Parte 6: O Real Valor se muda para São Paulo
Eduardo BelottiSCARFMembro ExperienteEngaja y Engaja
Publicado há 260 dias • Editado há 209 dias

Parte 6: O Real Valor se muda para São Paulo

Po… vou abrir um negócio aqui com você. Agora eu entendo o que é “writer’s block”.

Essa parte está sendo dolorosa de escrever. Ainda mais que eu mesmo me coloquei essa pressão de postar toda quarta as 11:00.

Venho procrastinando e simplesmente não consigo começar a escrever esse texto. São 7:14. Preciso postar as 11:00 e simplesmente não consigo começar.
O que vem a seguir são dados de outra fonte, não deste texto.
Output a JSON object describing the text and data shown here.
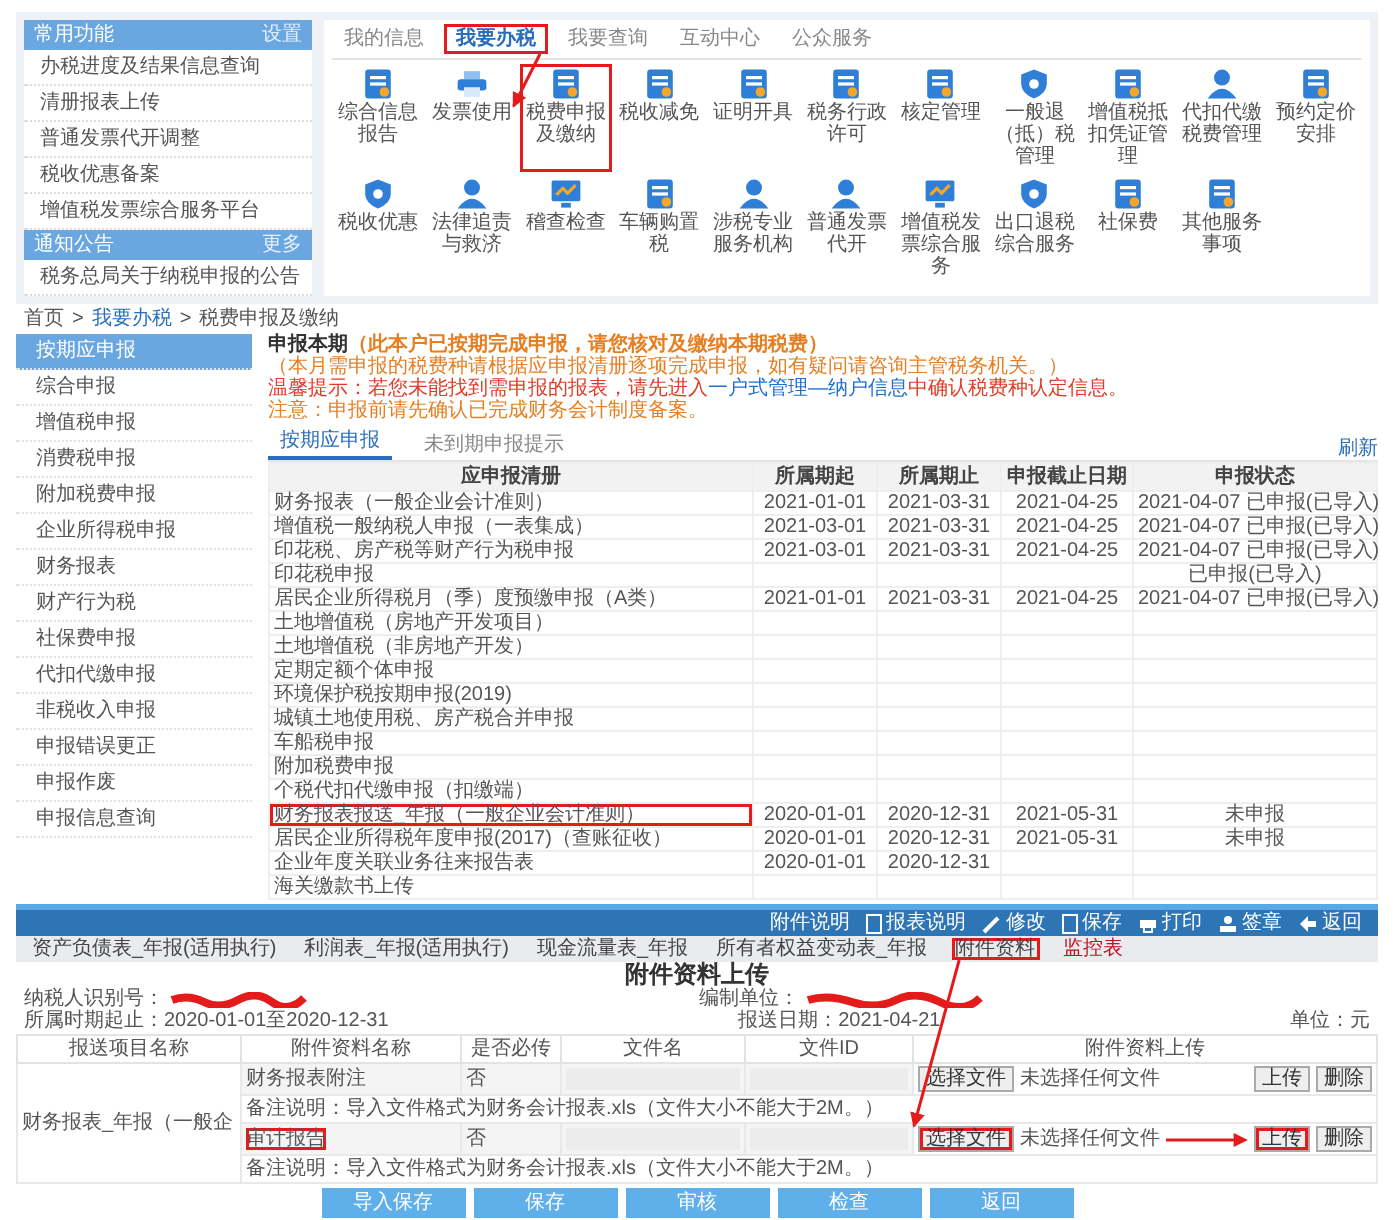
{
  "portal": {
    "sidebar": [
      {
        "title": "常用功能",
        "action": "设置",
        "items": [
          "办税进度及结果信息查询",
          "清册报表上传",
          "普通发票代开调整",
          "税收优惠备案",
          "增值税发票综合服务平台"
        ]
      },
      {
        "title": "通知公告",
        "action": "更多",
        "items": [
          "税务总局关于纳税申报的公告"
        ]
      }
    ],
    "tabs": [
      {
        "label": "我的信息",
        "selected": false,
        "highlighted": false
      },
      {
        "label": "我要办税",
        "selected": true,
        "highlighted": true
      },
      {
        "label": "我要查询",
        "selected": false,
        "highlighted": false
      },
      {
        "label": "互动中心",
        "selected": false,
        "highlighted": false
      },
      {
        "label": "公众服务",
        "selected": false,
        "highlighted": false
      }
    ],
    "services": [
      {
        "label": "综合信息报告",
        "highlighted": false
      },
      {
        "label": "发票使用",
        "highlighted": false
      },
      {
        "label": "税费申报及缴纳",
        "highlighted": true
      },
      {
        "label": "税收减免",
        "highlighted": false
      },
      {
        "label": "证明开具",
        "highlighted": false
      },
      {
        "label": "税务行政许可",
        "highlighted": false
      },
      {
        "label": "核定管理",
        "highlighted": false
      },
      {
        "label": "一般退（抵）税管理",
        "highlighted": false
      },
      {
        "label": "增值税抵扣凭证管理",
        "highlighted": false
      },
      {
        "label": "代扣代缴税费管理",
        "highlighted": false
      },
      {
        "label": "预约定价安排",
        "highlighted": false
      },
      {
        "label": "税收优惠",
        "highlighted": false
      },
      {
        "label": "法律追责与救济",
        "highlighted": false
      },
      {
        "label": "稽查检查",
        "highlighted": false
      },
      {
        "label": "车辆购置税",
        "highlighted": false
      },
      {
        "label": "涉税专业服务机构",
        "highlighted": false
      },
      {
        "label": "普通发票代开",
        "highlighted": false
      },
      {
        "label": "增值税发票综合服务",
        "highlighted": false
      },
      {
        "label": "出口退税综合服务",
        "highlighted": false
      },
      {
        "label": "社保费",
        "highlighted": false
      },
      {
        "label": "其他服务事项",
        "highlighted": false
      }
    ]
  },
  "declaration": {
    "breadcrumb": {
      "separator": ">",
      "items": [
        "首页",
        "我要办税",
        "税费申报及缴纳"
      ]
    },
    "menu": [
      {
        "label": "按期应申报",
        "selected": true
      },
      {
        "label": "综合申报",
        "selected": false
      },
      {
        "label": "增值税申报",
        "selected": false
      },
      {
        "label": "消费税申报",
        "selected": false
      },
      {
        "label": "附加税费申报",
        "selected": false
      },
      {
        "label": "企业所得税申报",
        "selected": false
      },
      {
        "label": "财务报表",
        "selected": false
      },
      {
        "label": "财产行为税",
        "selected": false
      },
      {
        "label": "社保费申报",
        "selected": false
      },
      {
        "label": "代扣代缴申报",
        "selected": false
      },
      {
        "label": "非税收入申报",
        "selected": false
      },
      {
        "label": "申报错误更正",
        "selected": false
      },
      {
        "label": "申报作废",
        "selected": false
      },
      {
        "label": "申报信息查询",
        "selected": false
      }
    ],
    "notice": {
      "heading": "申报本期",
      "heading_note": "（此本户已按期完成申报，请您核对及缴纳本期税费）",
      "lines": [
        {
          "kind": "note",
          "parts": [
            {
              "kind": "text",
              "text": "（本月需申报的税费种请根据应申报清册逐项完成申报，如有疑问请咨询主管税务机关。）"
            }
          ]
        },
        {
          "kind": "warning",
          "parts": [
            {
              "kind": "text",
              "text": "温馨提示：若您未能找到需申报的报表，请先进入"
            },
            {
              "kind": "link",
              "text": "一户式管理—纳户信息"
            },
            {
              "kind": "text",
              "text": "中确认税费种认定信息。"
            }
          ]
        },
        {
          "kind": "note",
          "parts": [
            {
              "kind": "text",
              "text": "注意：申报前请先确认已完成财务会计制度备案。"
            }
          ]
        }
      ]
    },
    "tabs": [
      {
        "label": "按期应申报",
        "selected": true
      },
      {
        "label": "未到期申报提示",
        "selected": false
      }
    ],
    "refresh": "刷新",
    "columns": [
      "应申报清册",
      "所属期起",
      "所属期止",
      "申报截止日期",
      "申报状态"
    ],
    "rows": [
      {
        "name": "财务报表（一般企业会计准则）",
        "start": "2021-01-01",
        "end": "2021-03-31",
        "deadline": "2021-04-25",
        "status": "2021-04-07 已申报(已导入)",
        "highlighted": false
      },
      {
        "name": "增值税一般纳税人申报（一表集成）",
        "start": "2021-03-01",
        "end": "2021-03-31",
        "deadline": "2021-04-25",
        "status": "2021-04-07 已申报(已导入)",
        "highlighted": false
      },
      {
        "name": "印花税、房产税等财产行为税申报",
        "start": "2021-03-01",
        "end": "2021-03-31",
        "deadline": "2021-04-25",
        "status": "2021-04-07 已申报(已导入)",
        "highlighted": false
      },
      {
        "name": "印花税申报",
        "status": "已申报(已导入)",
        "highlighted": false
      },
      {
        "name": "居民企业所得税月（季）度预缴申报（A类）",
        "start": "2021-01-01",
        "end": "2021-03-31",
        "deadline": "2021-04-25",
        "status": "2021-04-07 已申报(已导入)",
        "highlighted": false
      },
      {
        "name": "土地增值税（房地产开发项目）",
        "highlighted": false
      },
      {
        "name": "土地增值税（非房地产开发）",
        "highlighted": false
      },
      {
        "name": "定期定额个体申报",
        "highlighted": false
      },
      {
        "name": "环境保护税按期申报(2019)",
        "highlighted": false
      },
      {
        "name": "城镇土地使用税、房产税合并申报",
        "highlighted": false
      },
      {
        "name": "车船税申报",
        "highlighted": false
      },
      {
        "name": "附加税费申报",
        "highlighted": false
      },
      {
        "name": "个税代扣代缴申报（扣缴端）",
        "highlighted": false
      },
      {
        "name": "财务报表报送_年报（一般企业会计准则）",
        "start": "2020-01-01",
        "end": "2020-12-31",
        "deadline": "2021-05-31",
        "status": "未申报",
        "highlighted": true
      },
      {
        "name": "居民企业所得税年度申报(2017)（查账征收）",
        "start": "2020-01-01",
        "end": "2020-12-31",
        "deadline": "2021-05-31",
        "status": "未申报",
        "highlighted": false
      },
      {
        "name": "企业年度关联业务往来报告表",
        "start": "2020-01-01",
        "end": "2020-12-31",
        "highlighted": false
      },
      {
        "name": "海关缴款书上传",
        "highlighted": false
      }
    ]
  },
  "attachment_form": {
    "toolbar": [
      {
        "label": "附件说明",
        "kind": "plain"
      },
      {
        "label": "报表说明",
        "kind": "doc"
      },
      {
        "label": "修改",
        "kind": "pen"
      },
      {
        "label": "保存",
        "kind": "doc"
      },
      {
        "label": "打印",
        "kind": "printer"
      },
      {
        "label": "签章",
        "kind": "stamp"
      },
      {
        "label": "返回",
        "kind": "back"
      }
    ],
    "tabs": [
      {
        "label": "资产负债表_年报(适用执行)",
        "kind": "normal",
        "highlighted": false
      },
      {
        "label": "利润表_年报(适用执行)",
        "kind": "normal",
        "highlighted": false
      },
      {
        "label": "现金流量表_年报",
        "kind": "normal",
        "highlighted": false
      },
      {
        "label": "所有者权益变动表_年报",
        "kind": "normal",
        "highlighted": false
      },
      {
        "label": "附件资料",
        "kind": "normal",
        "highlighted": true
      },
      {
        "label": "监控表",
        "kind": "warning",
        "highlighted": false
      }
    ],
    "title": "附件资料上传",
    "taxpayer_id_label": "纳税人识别号：",
    "unit_label": "编制单位：",
    "period": "所属时期起止：2020-01-01至2020-12-31",
    "report_date": "报送日期：2021-04-21",
    "currency": "单位：元",
    "columns": [
      "报送项目名称",
      "附件资料名称",
      "是否必传",
      "文件名",
      "文件ID",
      "附件资料上传"
    ],
    "project": "财务报表_年报（一般企",
    "items": [
      {
        "name": "财务报表附注",
        "required": "否",
        "choose": "选择文件",
        "file_status": "未选择任何文件",
        "upload": "上传",
        "delete": "删除",
        "note": "备注说明：导入文件格式为财务会计报表.xls（文件大小不能大于2M。）",
        "highlighted": false
      },
      {
        "name": "审计报告",
        "required": "否",
        "choose": "选择文件",
        "file_status": "未选择任何文件",
        "upload": "上传",
        "delete": "删除",
        "note": "备注说明：导入文件格式为财务会计报表.xls（文件大小不能大于2M。）",
        "highlighted": true
      }
    ],
    "buttons": [
      "导入保存",
      "保存",
      "审核",
      "检查",
      "返回"
    ]
  }
}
Tô aqui vendo as fotos da época para pegar inspiração para escrever, mas está difícil.

Desculpe pelo devaneio. Vamos ao texto.

Assinamos o contrato com a ACE e a aceleração começaria dali a algumas semanas. Tempo para convencer um grande amigo de me deixar ficar na casa dele até eu achar um lugar pra ficar.
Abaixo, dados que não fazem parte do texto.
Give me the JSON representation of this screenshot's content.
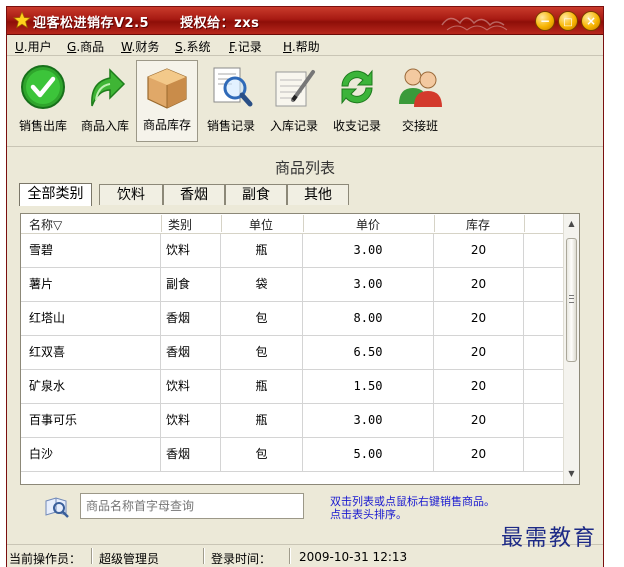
{
  "window": {
    "title": "迎客松进销存V2.5",
    "licensed_to": "授权给：zxs"
  },
  "menu": [
    {
      "key": "U",
      "label": ".用户"
    },
    {
      "key": "G",
      "label": ".商品"
    },
    {
      "key": "W",
      "label": ".财务"
    },
    {
      "key": "S",
      "label": ".系统"
    },
    {
      "key": "F",
      "label": ".记录"
    },
    {
      "key": "H",
      "label": ".帮助"
    }
  ],
  "toolbar": [
    {
      "label": "销售出库",
      "icon": "check-circle-icon"
    },
    {
      "label": "商品入库",
      "icon": "green-arrow-icon"
    },
    {
      "label": "商品库存",
      "icon": "box-icon",
      "active": true
    },
    {
      "label": "销售记录",
      "icon": "magnifier-document-icon"
    },
    {
      "label": "入库记录",
      "icon": "notepad-pen-icon"
    },
    {
      "label": "收支记录",
      "icon": "refresh-arrows-icon"
    },
    {
      "label": "交接班",
      "icon": "users-icon"
    }
  ],
  "section_title": "商品列表",
  "tabs": [
    {
      "label": "全部类别",
      "active": true
    },
    {
      "label": "饮料"
    },
    {
      "label": "香烟"
    },
    {
      "label": "副食"
    },
    {
      "label": "其他"
    }
  ],
  "table": {
    "headers": [
      "名称▽",
      "类别",
      "单位",
      "单价",
      "库存"
    ],
    "rows": [
      [
        "雪碧",
        "饮料",
        "瓶",
        "3.00",
        "20"
      ],
      [
        "薯片",
        "副食",
        "袋",
        "3.00",
        "20"
      ],
      [
        "红塔山",
        "香烟",
        "包",
        "8.00",
        "20"
      ],
      [
        "红双喜",
        "香烟",
        "包",
        "6.50",
        "20"
      ],
      [
        "矿泉水",
        "饮料",
        "瓶",
        "1.50",
        "20"
      ],
      [
        "百事可乐",
        "饮料",
        "瓶",
        "3.00",
        "20"
      ],
      [
        "白沙",
        "香烟",
        "包",
        "5.00",
        "20"
      ]
    ]
  },
  "search": {
    "placeholder": "商品名称首字母查询"
  },
  "hint_lines": [
    "双击列表或点鼠标右键销售商品。",
    "点击表头排序。"
  ],
  "status": {
    "operator_label": "当前操作员：",
    "operator_value": "超级管理员",
    "login_label": "登录时间：",
    "login_value": "2009-10-31  12:13"
  },
  "watermark": "最需教育",
  "colors": {
    "titlebar": "#a71a12",
    "window_bg": "#ece9d8",
    "hint_text": "#1a1ad0"
  }
}
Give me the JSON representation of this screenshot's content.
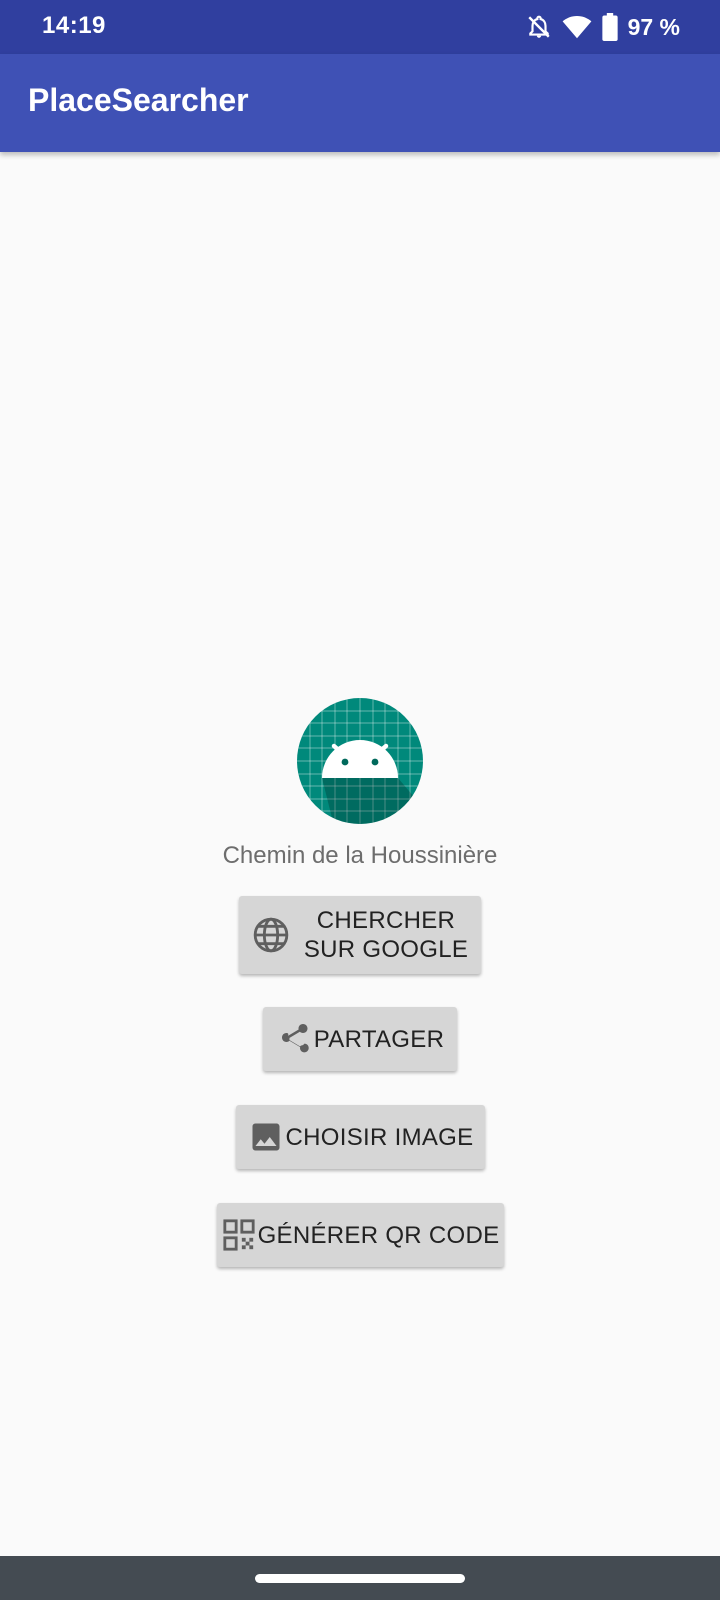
{
  "status_bar": {
    "time": "14:19",
    "battery": "97 %",
    "icons": [
      "notifications-off-icon",
      "wifi-icon",
      "battery-icon"
    ]
  },
  "app_bar": {
    "title": "PlaceSearcher"
  },
  "place": {
    "icon": "android-icon",
    "name": "Chemin de la Houssinière"
  },
  "actions": {
    "google": {
      "label": "CHERCHER\nSUR GOOGLE",
      "icon": "globe-icon"
    },
    "share": {
      "label": "PARTAGER",
      "icon": "share-icon"
    },
    "image": {
      "label": "CHOISIR IMAGE",
      "icon": "image-icon"
    },
    "qr": {
      "label": "GÉNÉRER QR CODE",
      "icon": "qr-code-icon"
    }
  },
  "colors": {
    "status_bar": "#303f9f",
    "app_bar": "#3f51b5",
    "background": "#fafafa",
    "button": "#d6d6d6",
    "icon_teal": "#00897b",
    "nav_bar": "#444b52"
  }
}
A mentalidade estava clara:

Gastar o mínimo de dinheiro possível para estender runway da empresa. Trabalhar o máximo para conseguir extrair o melhor que a aceleração poderia entregar.

O objetivo era passar do ACE Start para o ACE Growth e receber os 150k de investimento. Esse dinheiro seria game changer para a empresa.

Primeira semana na ACE

Em outubro de 2017 fomos para São Paulo.

A primeira semana da ACE era chamada de Wizard e era focada em palestras e dinâmicas para colocar todas as aceleradas na mesma página. O objetivo também era de fazer as empresas se entrosarem um pouco.

Os primeiros dias foram no escritório do Google na Faria Lima.

Dizem que só se tem uma oportunidade de deixar uma boa primeira impressão.

A Ace executou isso com perfeição.

Eu era um empreendedor que estava desenvolvendo um app na base da força bruta e na força de vontade. Sem o glamour de Venture Capital - o dinheiro era próprio. Sem escritório - a gente usava a biblioteca da Puc. Sem founders de sucesso conhecidos - meus mentores eram os livros.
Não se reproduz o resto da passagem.